1. Sistem distribusi barang-barang manufaktur sangat beragam yang secara umum dapat dikelompokkan sebagai berikut :

a) Intermediate Industrial Goods.

b) Household Goods. c) Office Equipments. 2. Sistim distribusi barang-barang manufaktur umumnya sudah terstruktur cukup baik sesuai dengan tuntutan produsen/pabrikan agar barangnya sampai di konsumen dalam jumlah yang cukup dengan harga tertentu.  Beberapa produsen menggunakan perusahaan distributor dalam group yang sama, sebagai contoh Indofood yang menggunakan Indomarco yang sama-sama berasal dari Salim Group.

Sedangkan banyak produsen  lain menggunakan perusahaan-perusahaan sebagai distributor seperti Tigaraksa,  Wicaksana, dan Borsumij Wehry Indonesia.   Pihak pabrikan biasanya telah menetapkan marjin yang boleh diambil pada tiap-tiap tingkatan distribusi. Sebagai contoh, terhadap salah satu Distributor besar di Jakarta ditetapkan bahwa marjin Distributor maksimum 10%, marjin Pedagang Besar maksimum 5% dan Pengecer ± 15%, sehingga total marjin dari harga af pabrik maksimum 33%.

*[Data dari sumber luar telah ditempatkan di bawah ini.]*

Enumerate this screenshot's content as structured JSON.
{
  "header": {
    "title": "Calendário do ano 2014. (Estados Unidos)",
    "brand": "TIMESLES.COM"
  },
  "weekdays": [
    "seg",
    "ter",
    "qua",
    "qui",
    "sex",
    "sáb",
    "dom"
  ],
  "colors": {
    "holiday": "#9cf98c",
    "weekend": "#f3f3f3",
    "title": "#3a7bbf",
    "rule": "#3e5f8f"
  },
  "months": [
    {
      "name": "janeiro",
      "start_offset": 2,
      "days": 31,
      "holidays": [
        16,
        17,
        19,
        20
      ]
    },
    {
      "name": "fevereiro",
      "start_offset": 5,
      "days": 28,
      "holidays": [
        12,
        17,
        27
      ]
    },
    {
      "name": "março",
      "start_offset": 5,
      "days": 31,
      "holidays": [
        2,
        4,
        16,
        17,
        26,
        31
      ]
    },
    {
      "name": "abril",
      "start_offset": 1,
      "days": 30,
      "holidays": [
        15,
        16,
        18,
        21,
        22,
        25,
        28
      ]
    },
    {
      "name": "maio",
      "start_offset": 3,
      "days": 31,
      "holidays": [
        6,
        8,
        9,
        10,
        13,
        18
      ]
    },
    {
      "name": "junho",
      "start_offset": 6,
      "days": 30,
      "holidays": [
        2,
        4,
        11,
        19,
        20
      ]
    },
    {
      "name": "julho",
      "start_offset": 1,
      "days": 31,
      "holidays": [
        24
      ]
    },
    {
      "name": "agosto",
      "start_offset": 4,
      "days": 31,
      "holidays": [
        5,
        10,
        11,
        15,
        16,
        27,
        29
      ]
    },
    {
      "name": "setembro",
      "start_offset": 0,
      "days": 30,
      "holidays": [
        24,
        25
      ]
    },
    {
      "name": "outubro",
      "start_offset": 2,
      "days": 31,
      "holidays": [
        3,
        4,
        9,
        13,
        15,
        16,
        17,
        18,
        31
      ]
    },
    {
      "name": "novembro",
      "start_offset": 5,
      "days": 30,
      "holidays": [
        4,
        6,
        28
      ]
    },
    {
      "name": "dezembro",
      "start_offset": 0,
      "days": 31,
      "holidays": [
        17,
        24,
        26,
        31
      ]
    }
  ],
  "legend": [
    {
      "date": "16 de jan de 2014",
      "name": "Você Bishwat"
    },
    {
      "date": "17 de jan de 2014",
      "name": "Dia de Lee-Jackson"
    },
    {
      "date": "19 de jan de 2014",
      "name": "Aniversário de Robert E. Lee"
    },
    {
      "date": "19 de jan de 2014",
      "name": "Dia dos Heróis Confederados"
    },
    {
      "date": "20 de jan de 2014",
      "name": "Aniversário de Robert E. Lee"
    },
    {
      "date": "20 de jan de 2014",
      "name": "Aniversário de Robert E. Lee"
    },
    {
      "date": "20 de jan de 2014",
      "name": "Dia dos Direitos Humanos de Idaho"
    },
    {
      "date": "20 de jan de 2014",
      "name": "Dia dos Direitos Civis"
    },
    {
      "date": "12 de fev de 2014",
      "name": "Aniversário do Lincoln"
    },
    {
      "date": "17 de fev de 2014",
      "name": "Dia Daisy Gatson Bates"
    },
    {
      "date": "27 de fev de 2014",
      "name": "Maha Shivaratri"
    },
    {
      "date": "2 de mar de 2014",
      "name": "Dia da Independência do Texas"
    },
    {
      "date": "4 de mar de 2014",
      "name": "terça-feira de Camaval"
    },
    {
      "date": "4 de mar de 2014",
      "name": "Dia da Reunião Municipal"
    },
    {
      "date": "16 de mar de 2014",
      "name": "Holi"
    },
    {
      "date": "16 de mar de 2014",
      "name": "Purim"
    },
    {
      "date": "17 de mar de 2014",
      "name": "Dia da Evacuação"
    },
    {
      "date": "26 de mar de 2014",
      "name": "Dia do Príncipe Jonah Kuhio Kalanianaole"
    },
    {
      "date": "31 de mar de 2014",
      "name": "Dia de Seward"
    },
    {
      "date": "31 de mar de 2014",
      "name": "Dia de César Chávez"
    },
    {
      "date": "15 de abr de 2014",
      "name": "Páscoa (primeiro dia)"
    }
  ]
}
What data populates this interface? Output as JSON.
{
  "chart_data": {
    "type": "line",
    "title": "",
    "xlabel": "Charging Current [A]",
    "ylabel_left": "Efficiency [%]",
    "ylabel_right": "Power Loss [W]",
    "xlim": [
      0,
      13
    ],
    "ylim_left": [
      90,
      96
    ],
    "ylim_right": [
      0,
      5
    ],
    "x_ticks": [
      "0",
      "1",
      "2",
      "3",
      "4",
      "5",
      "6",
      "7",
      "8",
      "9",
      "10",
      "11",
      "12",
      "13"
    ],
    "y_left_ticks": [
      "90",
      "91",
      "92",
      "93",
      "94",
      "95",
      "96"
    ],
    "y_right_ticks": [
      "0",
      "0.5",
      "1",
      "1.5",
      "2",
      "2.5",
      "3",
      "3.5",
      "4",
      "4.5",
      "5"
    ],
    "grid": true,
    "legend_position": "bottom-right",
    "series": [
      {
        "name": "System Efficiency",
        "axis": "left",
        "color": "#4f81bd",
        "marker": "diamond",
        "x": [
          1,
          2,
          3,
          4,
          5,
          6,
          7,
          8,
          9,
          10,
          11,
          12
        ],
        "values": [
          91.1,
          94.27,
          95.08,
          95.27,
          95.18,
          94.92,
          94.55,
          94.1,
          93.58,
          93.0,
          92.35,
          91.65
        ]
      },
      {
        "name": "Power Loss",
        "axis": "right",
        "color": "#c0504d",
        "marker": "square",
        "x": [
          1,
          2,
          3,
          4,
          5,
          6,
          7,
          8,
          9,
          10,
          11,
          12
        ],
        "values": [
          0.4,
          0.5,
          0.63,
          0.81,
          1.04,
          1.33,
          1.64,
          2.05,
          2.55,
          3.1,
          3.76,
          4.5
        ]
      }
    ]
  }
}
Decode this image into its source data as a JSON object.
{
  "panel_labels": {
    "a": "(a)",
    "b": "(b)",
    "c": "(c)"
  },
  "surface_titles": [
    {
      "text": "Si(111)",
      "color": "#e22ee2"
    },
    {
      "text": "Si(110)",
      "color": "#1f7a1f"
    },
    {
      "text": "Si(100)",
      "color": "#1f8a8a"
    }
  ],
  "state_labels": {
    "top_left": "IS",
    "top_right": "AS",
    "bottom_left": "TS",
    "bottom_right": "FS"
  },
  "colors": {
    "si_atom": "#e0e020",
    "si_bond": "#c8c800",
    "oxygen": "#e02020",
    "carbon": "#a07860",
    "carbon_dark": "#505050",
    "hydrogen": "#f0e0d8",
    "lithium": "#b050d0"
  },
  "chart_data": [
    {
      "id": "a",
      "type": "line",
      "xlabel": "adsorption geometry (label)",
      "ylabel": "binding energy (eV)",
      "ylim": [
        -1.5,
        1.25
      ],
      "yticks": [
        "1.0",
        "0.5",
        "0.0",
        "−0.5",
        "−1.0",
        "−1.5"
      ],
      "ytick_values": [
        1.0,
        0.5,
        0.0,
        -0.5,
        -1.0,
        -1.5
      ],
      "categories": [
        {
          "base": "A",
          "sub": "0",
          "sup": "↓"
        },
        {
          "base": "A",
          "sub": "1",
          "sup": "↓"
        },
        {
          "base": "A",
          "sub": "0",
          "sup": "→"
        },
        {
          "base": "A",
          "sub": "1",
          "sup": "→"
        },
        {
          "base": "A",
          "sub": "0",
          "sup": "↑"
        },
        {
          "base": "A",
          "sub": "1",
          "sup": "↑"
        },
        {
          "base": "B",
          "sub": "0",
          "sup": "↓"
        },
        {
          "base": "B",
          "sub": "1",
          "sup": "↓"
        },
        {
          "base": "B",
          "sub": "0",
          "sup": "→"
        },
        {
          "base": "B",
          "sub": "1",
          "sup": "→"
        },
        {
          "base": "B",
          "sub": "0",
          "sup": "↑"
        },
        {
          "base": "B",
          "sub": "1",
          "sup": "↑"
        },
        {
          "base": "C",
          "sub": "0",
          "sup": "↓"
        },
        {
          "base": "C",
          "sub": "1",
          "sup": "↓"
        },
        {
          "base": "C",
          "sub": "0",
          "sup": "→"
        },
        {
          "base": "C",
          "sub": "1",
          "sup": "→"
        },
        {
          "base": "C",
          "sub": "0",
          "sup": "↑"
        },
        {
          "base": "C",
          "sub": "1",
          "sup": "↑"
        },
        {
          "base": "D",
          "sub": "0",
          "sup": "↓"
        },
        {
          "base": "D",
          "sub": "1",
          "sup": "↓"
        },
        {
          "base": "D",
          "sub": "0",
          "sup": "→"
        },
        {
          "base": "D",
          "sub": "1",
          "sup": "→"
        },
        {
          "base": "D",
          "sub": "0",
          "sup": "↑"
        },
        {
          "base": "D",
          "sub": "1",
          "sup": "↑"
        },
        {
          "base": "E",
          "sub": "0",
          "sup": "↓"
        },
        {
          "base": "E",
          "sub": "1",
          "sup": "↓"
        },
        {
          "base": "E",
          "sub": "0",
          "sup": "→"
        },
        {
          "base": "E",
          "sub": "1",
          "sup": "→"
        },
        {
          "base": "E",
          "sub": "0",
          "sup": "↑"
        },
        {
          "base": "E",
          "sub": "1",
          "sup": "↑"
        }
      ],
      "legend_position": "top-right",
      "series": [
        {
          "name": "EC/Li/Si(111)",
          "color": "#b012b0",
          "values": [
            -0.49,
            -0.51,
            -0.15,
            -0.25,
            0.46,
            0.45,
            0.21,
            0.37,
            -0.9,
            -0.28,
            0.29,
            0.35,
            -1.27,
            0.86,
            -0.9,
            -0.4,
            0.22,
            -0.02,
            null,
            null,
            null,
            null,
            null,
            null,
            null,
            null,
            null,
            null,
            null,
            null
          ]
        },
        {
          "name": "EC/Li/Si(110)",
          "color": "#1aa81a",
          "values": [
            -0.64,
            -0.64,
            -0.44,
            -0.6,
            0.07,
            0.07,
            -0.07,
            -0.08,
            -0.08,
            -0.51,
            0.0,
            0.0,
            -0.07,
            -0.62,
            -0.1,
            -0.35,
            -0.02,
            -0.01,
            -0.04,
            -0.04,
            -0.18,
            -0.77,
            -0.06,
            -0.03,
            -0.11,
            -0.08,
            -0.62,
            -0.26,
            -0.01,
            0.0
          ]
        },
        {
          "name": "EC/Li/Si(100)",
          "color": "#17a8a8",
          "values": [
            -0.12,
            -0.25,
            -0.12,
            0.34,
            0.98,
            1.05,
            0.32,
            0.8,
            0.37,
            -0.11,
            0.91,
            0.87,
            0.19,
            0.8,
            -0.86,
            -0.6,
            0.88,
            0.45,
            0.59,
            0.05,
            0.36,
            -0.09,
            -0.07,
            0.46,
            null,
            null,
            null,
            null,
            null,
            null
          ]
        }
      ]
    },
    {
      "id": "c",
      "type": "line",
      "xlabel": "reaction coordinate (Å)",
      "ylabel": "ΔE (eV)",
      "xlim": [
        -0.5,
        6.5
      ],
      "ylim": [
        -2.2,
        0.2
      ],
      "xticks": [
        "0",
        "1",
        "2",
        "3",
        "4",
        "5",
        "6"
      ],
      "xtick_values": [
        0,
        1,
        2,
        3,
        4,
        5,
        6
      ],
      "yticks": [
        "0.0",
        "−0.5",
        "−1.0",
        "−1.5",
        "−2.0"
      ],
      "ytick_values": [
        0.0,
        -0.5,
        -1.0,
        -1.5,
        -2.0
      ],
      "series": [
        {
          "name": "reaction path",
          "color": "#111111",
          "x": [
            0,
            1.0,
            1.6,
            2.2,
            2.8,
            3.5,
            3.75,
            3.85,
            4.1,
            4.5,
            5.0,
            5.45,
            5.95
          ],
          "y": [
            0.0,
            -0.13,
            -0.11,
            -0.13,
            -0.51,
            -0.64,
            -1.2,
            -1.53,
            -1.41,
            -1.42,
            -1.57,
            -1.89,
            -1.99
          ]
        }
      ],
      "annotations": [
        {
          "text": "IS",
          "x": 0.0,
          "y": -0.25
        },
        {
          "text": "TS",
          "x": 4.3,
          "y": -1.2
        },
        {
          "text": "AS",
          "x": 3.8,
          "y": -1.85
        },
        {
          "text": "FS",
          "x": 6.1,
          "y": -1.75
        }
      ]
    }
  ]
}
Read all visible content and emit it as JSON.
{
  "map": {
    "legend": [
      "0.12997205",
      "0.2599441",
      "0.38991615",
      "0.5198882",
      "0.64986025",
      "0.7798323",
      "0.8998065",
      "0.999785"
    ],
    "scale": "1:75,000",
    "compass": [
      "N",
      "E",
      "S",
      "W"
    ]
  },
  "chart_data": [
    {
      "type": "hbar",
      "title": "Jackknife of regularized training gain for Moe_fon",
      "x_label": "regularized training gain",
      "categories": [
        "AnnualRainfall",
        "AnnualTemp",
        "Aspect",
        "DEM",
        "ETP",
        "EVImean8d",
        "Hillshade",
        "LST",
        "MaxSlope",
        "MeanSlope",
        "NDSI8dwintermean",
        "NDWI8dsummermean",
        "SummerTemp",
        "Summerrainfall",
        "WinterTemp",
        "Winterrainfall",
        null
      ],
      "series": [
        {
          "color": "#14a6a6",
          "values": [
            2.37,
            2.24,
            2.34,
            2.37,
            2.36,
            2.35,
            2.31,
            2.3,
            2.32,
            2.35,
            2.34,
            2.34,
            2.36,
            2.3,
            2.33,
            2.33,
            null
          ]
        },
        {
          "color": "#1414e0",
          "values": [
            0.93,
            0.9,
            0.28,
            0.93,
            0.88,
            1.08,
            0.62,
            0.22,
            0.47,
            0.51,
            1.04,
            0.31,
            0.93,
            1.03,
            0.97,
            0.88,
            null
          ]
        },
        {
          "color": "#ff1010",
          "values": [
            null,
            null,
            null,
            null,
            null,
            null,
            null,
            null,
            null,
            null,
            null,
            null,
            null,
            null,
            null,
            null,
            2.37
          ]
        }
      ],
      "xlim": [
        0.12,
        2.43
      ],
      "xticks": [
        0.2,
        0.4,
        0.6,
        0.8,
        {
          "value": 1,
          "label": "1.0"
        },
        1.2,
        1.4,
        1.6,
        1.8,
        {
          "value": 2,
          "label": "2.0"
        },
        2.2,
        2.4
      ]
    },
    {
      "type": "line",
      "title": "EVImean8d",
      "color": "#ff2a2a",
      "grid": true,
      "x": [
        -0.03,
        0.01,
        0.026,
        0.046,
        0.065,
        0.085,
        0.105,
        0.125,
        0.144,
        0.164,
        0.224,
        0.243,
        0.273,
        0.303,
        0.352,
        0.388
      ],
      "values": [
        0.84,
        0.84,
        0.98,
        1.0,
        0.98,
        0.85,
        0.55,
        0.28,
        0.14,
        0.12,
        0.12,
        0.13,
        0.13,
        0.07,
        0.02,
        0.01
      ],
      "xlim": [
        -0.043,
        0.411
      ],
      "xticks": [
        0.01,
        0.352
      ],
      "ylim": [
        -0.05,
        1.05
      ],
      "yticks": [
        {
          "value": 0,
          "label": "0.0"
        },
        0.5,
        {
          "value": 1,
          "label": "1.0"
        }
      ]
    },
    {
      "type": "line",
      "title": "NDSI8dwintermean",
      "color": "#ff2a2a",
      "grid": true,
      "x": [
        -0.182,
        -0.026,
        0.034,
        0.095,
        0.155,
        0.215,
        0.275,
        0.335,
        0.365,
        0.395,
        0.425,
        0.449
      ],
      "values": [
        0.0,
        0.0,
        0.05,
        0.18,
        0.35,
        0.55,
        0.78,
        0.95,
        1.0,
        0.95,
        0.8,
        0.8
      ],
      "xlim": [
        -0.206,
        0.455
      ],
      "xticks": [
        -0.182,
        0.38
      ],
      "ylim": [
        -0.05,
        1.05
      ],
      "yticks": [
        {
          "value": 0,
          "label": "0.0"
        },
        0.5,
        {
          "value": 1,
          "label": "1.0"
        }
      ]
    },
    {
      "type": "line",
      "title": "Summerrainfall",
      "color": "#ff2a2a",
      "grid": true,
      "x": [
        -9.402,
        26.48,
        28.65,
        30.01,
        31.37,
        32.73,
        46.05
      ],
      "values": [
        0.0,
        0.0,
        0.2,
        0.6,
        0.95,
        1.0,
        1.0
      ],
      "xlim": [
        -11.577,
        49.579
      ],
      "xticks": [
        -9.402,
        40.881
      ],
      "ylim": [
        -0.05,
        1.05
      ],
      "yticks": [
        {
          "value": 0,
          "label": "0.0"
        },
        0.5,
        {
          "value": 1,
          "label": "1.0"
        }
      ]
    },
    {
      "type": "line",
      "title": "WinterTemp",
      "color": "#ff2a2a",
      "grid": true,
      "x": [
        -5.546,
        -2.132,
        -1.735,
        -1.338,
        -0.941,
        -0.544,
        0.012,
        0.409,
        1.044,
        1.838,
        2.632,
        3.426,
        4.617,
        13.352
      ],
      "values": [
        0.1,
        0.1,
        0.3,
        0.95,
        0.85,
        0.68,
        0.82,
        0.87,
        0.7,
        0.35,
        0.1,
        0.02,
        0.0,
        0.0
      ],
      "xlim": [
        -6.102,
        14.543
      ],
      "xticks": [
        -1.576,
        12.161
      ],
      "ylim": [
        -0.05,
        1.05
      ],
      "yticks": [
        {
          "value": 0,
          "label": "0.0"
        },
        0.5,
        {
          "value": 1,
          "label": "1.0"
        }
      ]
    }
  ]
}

3. Peraturan di bidang distribusi khususnya yang menyangkut pengaturan pelaku dan pembagian wilayah operasi belum ada. Di samping itu, keterlibatan Koperasi dan Pengusaha Kecil dan Menengah sebagai distributor masih relatif kecil. Pada dewasa ini untuk lebih memberdayakan Koperasi dan Pengusaha Kecil dan Menengah (PKM), telah dikembangkan penyaluran kebutuhan pokok masyarakat seperti beras dan minyak goreng di pasar-pasar tradisional dengan mengikutsertakan koperasi seperti INKOPPAS dan KOPPAS serta Koperasi-koperasi lain dan Pengusaha Kecil dan Menengah.
 

B. Distribusi Produk Pertanian Segar (Perishable  Products).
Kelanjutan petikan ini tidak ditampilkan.